Die Mitarbeiter des österreichischen Wetterdienstes kommen in diesen Tagen kaum zur Ruhe. Der Grund: Sie erstellen Simulationen der Luftströmungen über Japan. Vor allem Tokios Heil hängt stark davon ab, ob radioaktive Strahlung aus dem Nordosten in Richtung Süden weht oder nicht.

Von Volker Mrasek | 15.03.2011
    Bis gegen 21 Uhr heute Abend soll der Wind über Japan aus nördlicher Richtung wehen. So lange könnte er Radionuklide aus den Unglücksreaktoren in Fukushima ins südlich gelegene Tokio transportieren. Das wäre bis fünf Uhr Ortszeit in der japanischen Hauptstadt, also noch die ganze Nacht über bis in den frühen Morgen. Dieser Ausblick ergibt sich aus aktuellen Simulationsrechnungen der Zentralanstalt für Meteorologie und Geodynamik in Wien – ein ziemlich sperriger Name für einen Wetterdienst. In diesem Fall für den österreichischen.

    Der Meteorologe und gebürtige Chinese Yong Wang ist dort verantwortlich für die Vorhersagemodelle:

    "Der Wind weht im Moment aus nördlicher Richtung. Das hat mit einem Tiefdruckgebiet zu tun, das über Japan liegt. Der Wind zirkuliert um dieses Tief herum. Normalerweise weht er in dieser Region von Westen nach Osten und damit vom Land weg. Bildet sich ein Tiefdruckgebiet aus wie jetzt, ändert er seine Richtung. Dann kann er aus Norden wehen oder auch aus Süden. Gegen fünf Uhr Ortszeit wird sich das Tiefdruckgebiet aber nach unserer Vorhersage auf den Pazifik hinaus bewegen."

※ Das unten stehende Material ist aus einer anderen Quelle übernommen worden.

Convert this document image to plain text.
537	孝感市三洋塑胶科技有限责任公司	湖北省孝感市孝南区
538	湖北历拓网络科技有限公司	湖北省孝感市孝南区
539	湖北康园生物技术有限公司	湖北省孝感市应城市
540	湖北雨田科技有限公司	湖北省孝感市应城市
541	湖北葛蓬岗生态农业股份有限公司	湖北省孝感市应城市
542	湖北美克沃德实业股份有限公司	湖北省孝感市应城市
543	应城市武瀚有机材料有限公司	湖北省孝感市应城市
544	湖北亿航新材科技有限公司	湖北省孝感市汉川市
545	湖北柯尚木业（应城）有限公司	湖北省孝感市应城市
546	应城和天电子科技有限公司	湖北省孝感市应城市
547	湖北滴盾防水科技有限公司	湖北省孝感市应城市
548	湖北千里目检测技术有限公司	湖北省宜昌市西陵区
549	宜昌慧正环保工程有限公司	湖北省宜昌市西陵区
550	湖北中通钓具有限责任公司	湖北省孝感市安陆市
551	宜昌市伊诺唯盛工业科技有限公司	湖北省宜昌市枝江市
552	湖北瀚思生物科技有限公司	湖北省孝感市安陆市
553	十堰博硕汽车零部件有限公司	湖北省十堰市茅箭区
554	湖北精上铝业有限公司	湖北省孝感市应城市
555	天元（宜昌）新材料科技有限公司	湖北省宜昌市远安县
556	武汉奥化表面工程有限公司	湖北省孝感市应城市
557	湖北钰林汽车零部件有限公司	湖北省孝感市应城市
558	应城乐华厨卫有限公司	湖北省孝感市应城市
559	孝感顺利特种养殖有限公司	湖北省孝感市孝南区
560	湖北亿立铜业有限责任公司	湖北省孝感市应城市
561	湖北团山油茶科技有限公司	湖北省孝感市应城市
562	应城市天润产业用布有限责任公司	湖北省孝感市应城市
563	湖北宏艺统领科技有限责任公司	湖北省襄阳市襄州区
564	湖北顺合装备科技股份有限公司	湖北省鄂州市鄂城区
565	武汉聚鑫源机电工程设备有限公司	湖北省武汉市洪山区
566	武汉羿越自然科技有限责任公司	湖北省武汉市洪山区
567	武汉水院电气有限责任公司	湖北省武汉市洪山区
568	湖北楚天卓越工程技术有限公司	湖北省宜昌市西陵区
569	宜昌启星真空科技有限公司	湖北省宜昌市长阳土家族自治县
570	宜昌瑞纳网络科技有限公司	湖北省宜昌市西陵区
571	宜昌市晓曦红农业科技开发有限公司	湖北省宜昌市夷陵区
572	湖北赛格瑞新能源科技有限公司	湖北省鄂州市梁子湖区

    Von diesem Zeitpunkt an kann die Bevölkerung im Großraum Tokio wahrscheinlich erst einmal aufatmen. Denn auch der Wind wird sich dann wieder drehen, seewärts wehen und radioaktive Luftmassen aus Fukushima aufs Meer hinaus befördern. So wird es nach den sogenannten Trajektorienberechnungen der Meteorologen vorläufig bleiben, zumindest in den nächsten beiden Tagen. Über noch längere Zeiträume wird es schwierig, die Bewegung von Luftpaketen zuverlässig vorherzusagen.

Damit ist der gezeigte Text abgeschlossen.